Documentary, Truth, and Horror
by Sarah Gorr, October 17, 2017
It’s easy to conflate documentary with truth, or more specifically The Truth, with a capital T, as if there were one true and right answer in all things. It can be hard not to, especially when the truth or what passes for it feels so elusive. Cinéma vérité strives to create this for us, its founding principle being to let things unfold as if the camera were not even there, as if the director did not exist. At perhaps the opposite end of the spectrum are filmmakers like Herzog whose personality is so infused in every second of every documentary he makes, it’s impossible to separate him from his subjects. You watch Grizzly Man or Lessons of Darkness acutely aware of his presence and how he feels about what he’s showing you. But even when the director takes a backseat to his subjects, his or her presence can still be felt on screen, it’s just not going to be as obvious.
So where does Rodney Ascher’s 2015 horror-documentary The Nightmare fall on the spectrum? At first glance, it would seem to lean away from more persuasive arguments by putting the entirety of its focus on its subjects: a handful of disparate people suffering (or that have suffered) from sleep paralysis. We listen as they tell their stories while Ascher himself is barely present, save for the one or two questions we hear him ask (largely from off-screen) before disappearing into the background once again.
But in combining documentary with horror, you might think Ascher’s perspective is plain, if not plainly stated. Sleep paralysis terrifies him, and he’s constructed The Nightmare specifically to terrify you, too. The film’s most obvious tactic here is its carefully constructed re-creations of the subjects’ nightmares. Menacing figures stand out against sets lit up in electric reds, blues, and greens giving them a sick circus quality that’s almost disorienting to look at.

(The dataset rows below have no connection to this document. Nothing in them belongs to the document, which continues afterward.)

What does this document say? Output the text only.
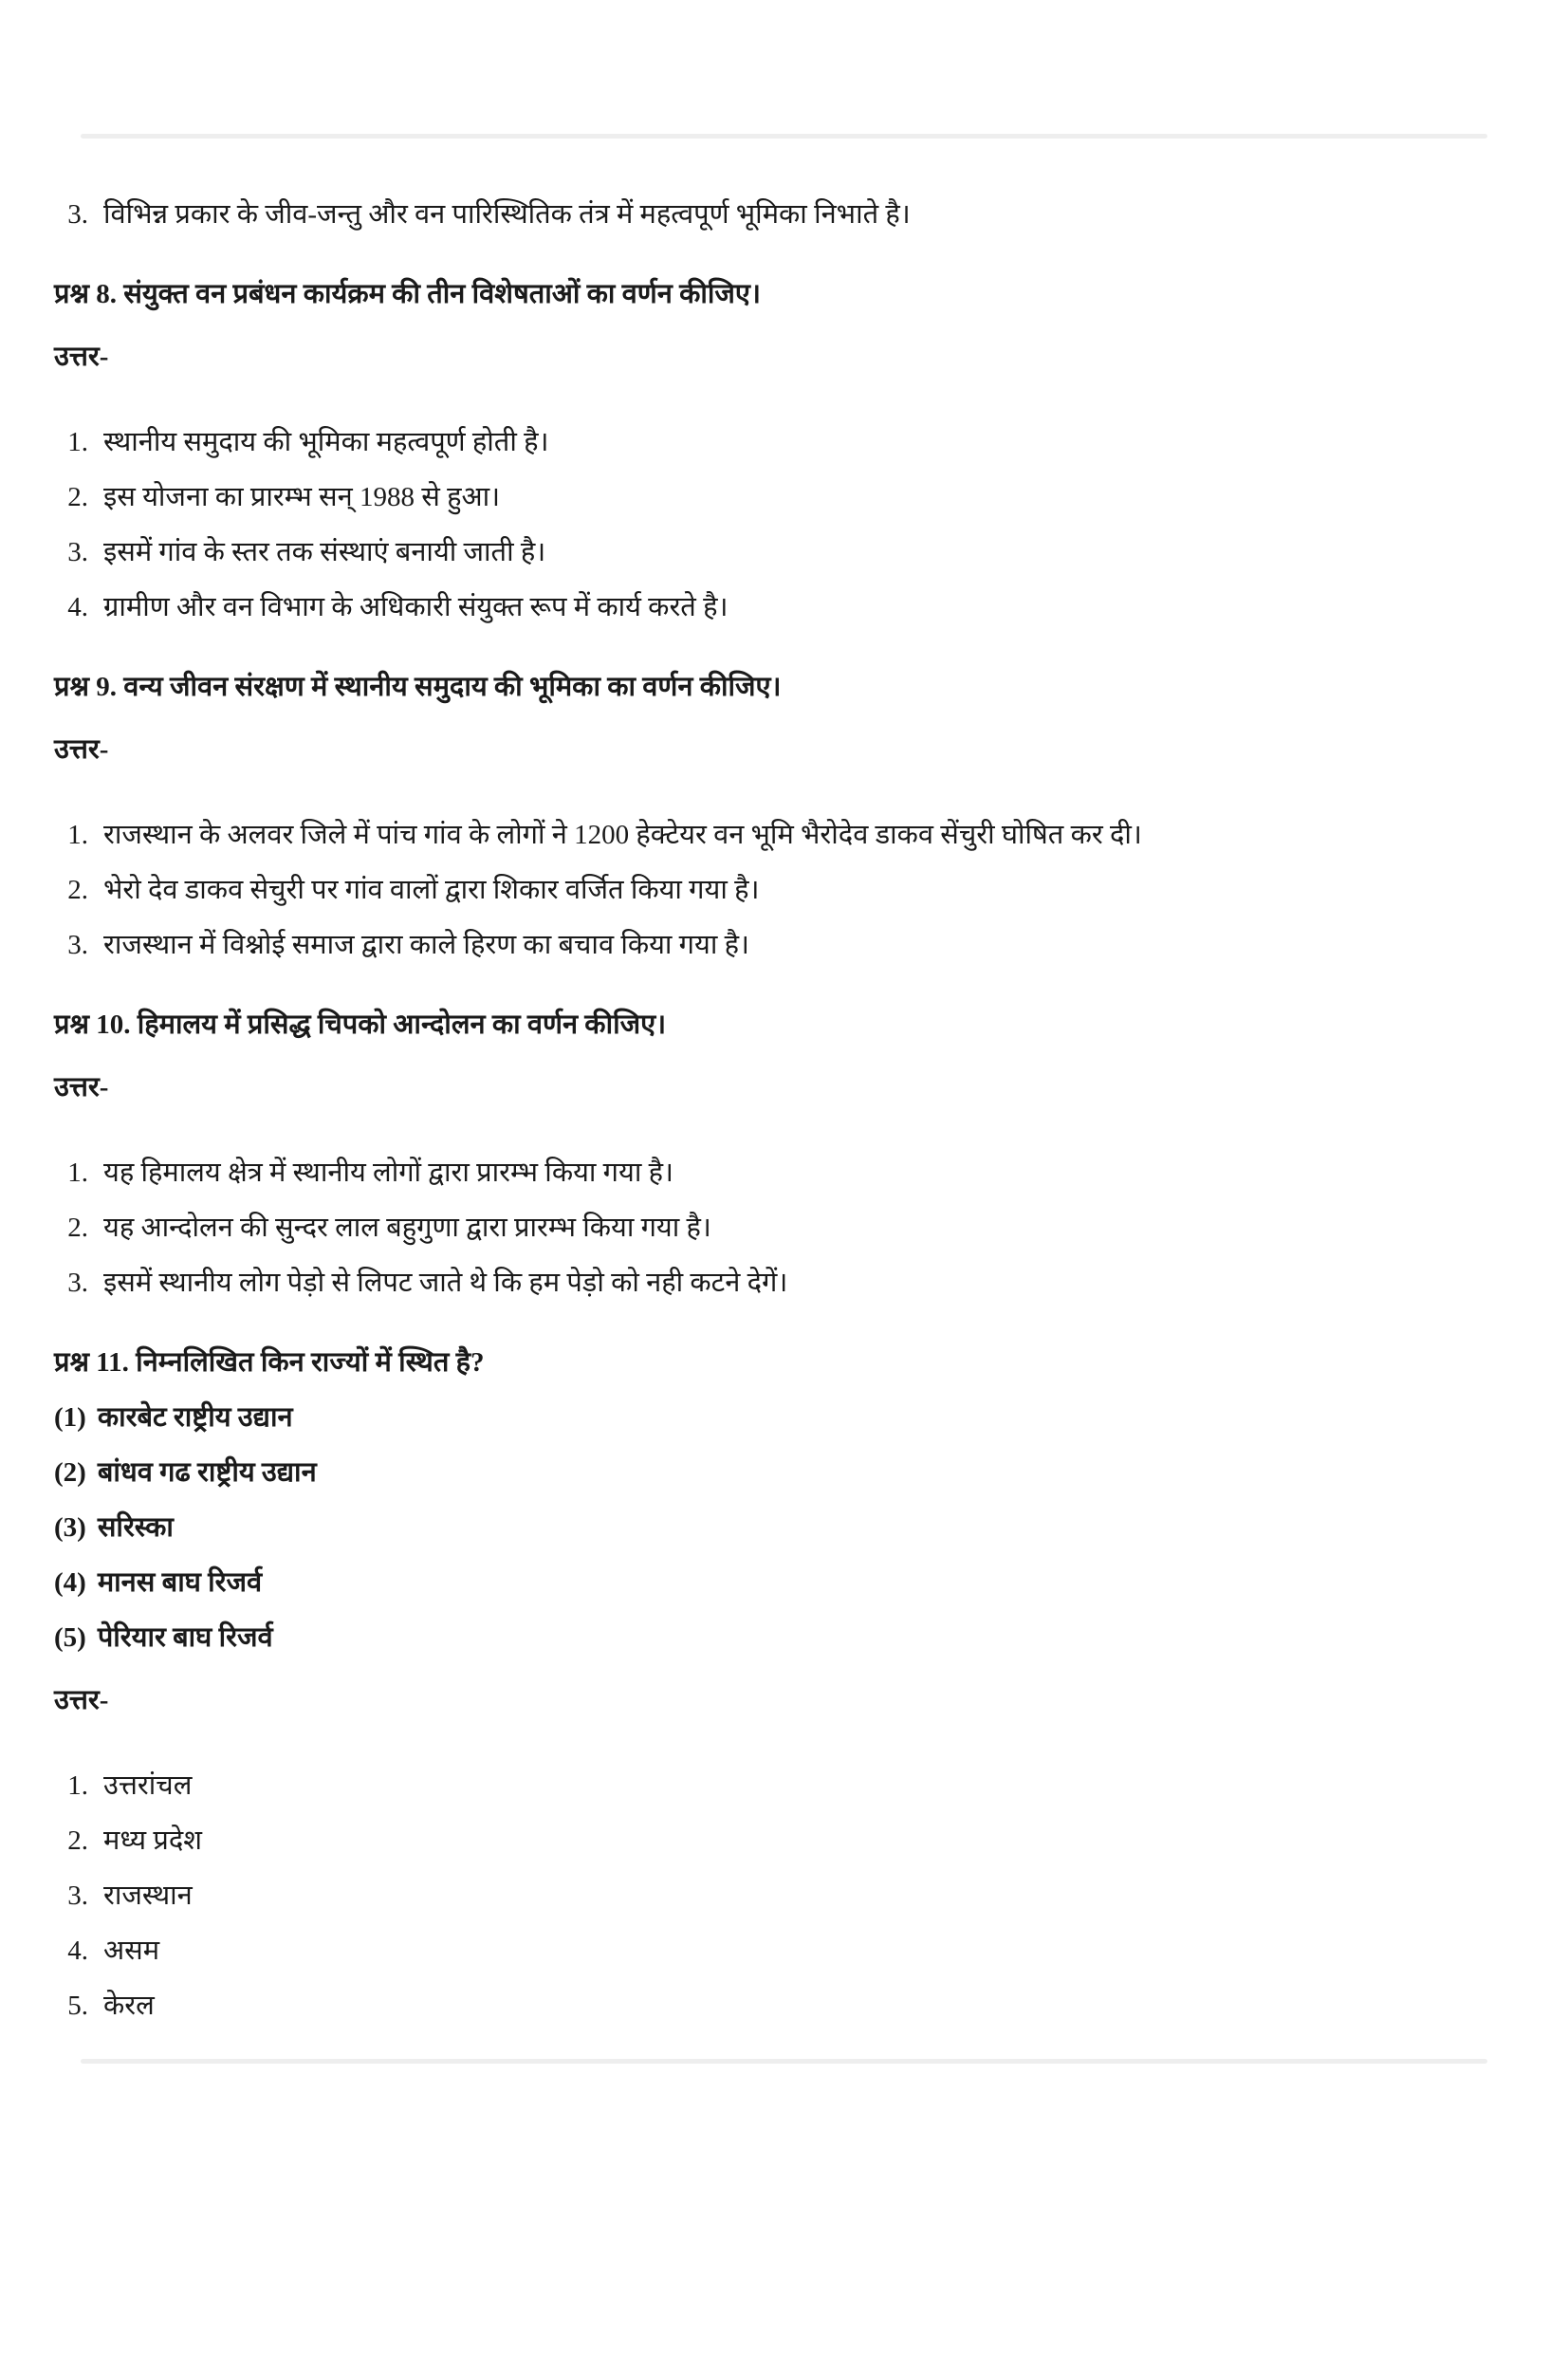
3. विभिन्न प्रकार के जीव-जन्तु और वन पारिस्थितिक तंत्र में महत्वपूर्ण भूमिका निभाते है।
प्रश्न 8. संयुक्त वन प्रबंधन कार्यक्रम की तीन विशेषताओं का वर्णन कीजिए।
उत्तर-
1. स्थानीय समुदाय की भूमिका महत्वपूर्ण होती है।
2. इस योजना का प्रारम्भ सन् 1988 से हुआ।
3. इसमें गांव के स्तर तक संस्थाएं बनायी जाती है।
4. ग्रामीण और वन विभाग के अधिकारी संयुक्त रूप में कार्य करते है।
प्रश्न 9. वन्य जीवन संरक्षण में स्थानीय समुदाय की भूमिका का वर्णन कीजिए।
उत्तर-
1. राजस्थान के अलवर जिले में पांच गांव के लोगों ने 1200 हेक्टेयर वन भूमि भैरोदेव डाकव सेंचुरी घोषित कर दी।
2. भेरो देव डाकव सेचुरी पर गांव वालों द्वारा शिकार वर्जित किया गया है।
3. राजस्थान में विश्नोई समाज द्वारा काले हिरण का बचाव किया गया है।
प्रश्न 10. हिमालय में प्रसिद्ध चिपको आन्दोलन का वर्णन कीजिए।
उत्तर-
1. यह हिमालय क्षेत्र में स्थानीय लोगों द्वारा प्रारम्भ किया गया है।
2. यह आन्दोलन की सुन्दर लाल बहुगुणा द्वारा प्रारम्भ किया गया है।
3. इसमें स्थानीय लोग पेड़ो से लिपट जाते थे कि हम पेड़ो को नही कटने देगें।
प्रश्न 11. निम्नलिखित किन राज्यों में स्थित है?
(1) कारबेट राष्ट्रीय उद्यान
(2) बांधव गढ राष्ट्रीय उद्यान
(3) सरिस्का
(4) मानस बाघ रिजर्व
(5) पेरियार बाघ रिजर्व
उत्तर-
1. उत्तरांचल
2. मध्य प्रदेश
3. राजस्थान
4. असम
5. केरल
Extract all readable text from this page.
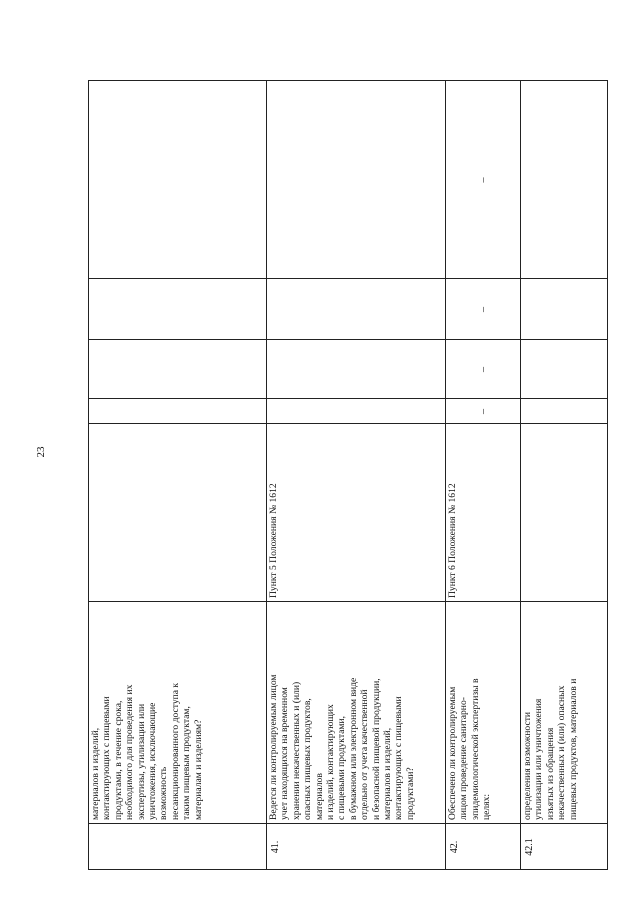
23
материалов и изделий,
контактирующих с пищевыми
продуктами, в течение срока,
необходимого для проведения их
экспертизы, утилизации или
уничтожения, исключающие
возможность
несанкционированного доступа к
таким пищевым продуктам,
материалам и изделиям?
41.
Ведется ли контролируемым лицом
учет находящихся на временном
хранении некачественных и (или)
опасных пищевых продуктов,
материалов
и изделий, контактирующих
с пищевыми продуктами,
в бумажном или электронном виде
отдельно от учета качественной
и безопасной пищевой продукции,
материалов и изделий,
контактирующих с пищевыми
продуктами?
Пункт 5 Положения № 1612
42.
Обеспечено ли контролируемым
лицом проведение санитарно-
эпидемиологической экспертизы в
целях:
Пункт 6 Положения № 1612
–
–
–
–
42.1
определения возможности
утилизации или уничтожения
изъятых из обращения
некачественных и (или) опасных
пищевых продуктов, материалов и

But the terror here feels born out of a heightened accuracy, not gimmickry. The faceless shapes are frightening because the dreams were frightening. The lighting and score intensify the scene for us in the hopes of matching the intensity of the fear felt by the subjects. Ascher wants us to understand just how terrifying sleep paralysis really is.
All of this is true. At the same time, his real thesis is almost hidden, because it isn’t expressed by what’s on screen, but what’s conspicuously left off screen.
With all the care Ascher puts into interviewing his subjects, giving them the space to explain their experiences in their own words, he appears to reserve all judgment as to the veracity of their claims. We see this most clearly in the hands-off manner he approaches the various ways they try to make sense of what they’ve gone through. There’s the woman certain one of these instances was the ghost of mother, the methodical young man that believes he’ll suffer from it until it kills him, the woman who thinks it was a dark supernatural force, yet another sure that her recovery from these episodes is proof that God exists.
The film doesn’t argue that any of these people are right or wrong; it merely presents their perspectives without comment. The viewer can then align themselves with whichever person most lines up with what they’re already inclined to believe. You’re free to take from it what you will.
But that’s where the missing piece of the puzzle comes into play: the one thing we never see is an actual expert. Ascher never films an interview with a doctor, sleep specialist, or psychiatrist. The only bits of expertise we get are filtered through the subjects’ own recollections and personal feelings. In leaving this out, Ascher is taking as strong a stance as any amount of Herzogian voice-over could. He’s effectively removing science from the equation and arguing that what really matters is the ambiguity, the lack of certainty, most of the subjects feel.
By focusing on their stories this way, it’s easier to go along with their more haunting explanations for the phenomenon. Ascher even uses CGI re-creations of synapses when some of the people describe the way the paralysis feels. This is a visual cue that reads to an audience as scientific (and thus more true), but there’s nothing scientific about it at all.
It’s because Ascher wants us to walk away without concrete answers, without giving us “the truth” we might expect or want, that The Nightmare can succeed as a horror film. He hurls us into the deep end of the pool, but doesn’t throw us a life preserver to drag ourselves out again. Instead, we have a breadth of options (including religious and supernatural ones) that we’ve been primed to be more susceptible to. As if that weren’t enough, the documentary provides just enough knowledge of sleep paralysis to show viewers what it’s like, while leaving enough ambiguity to its causes that it leaves you wondering one question and one question only: will it happen to me?
Neither Ascher nor the film can answer this for us. It only presses to dread it, and because it is real, so is our fear.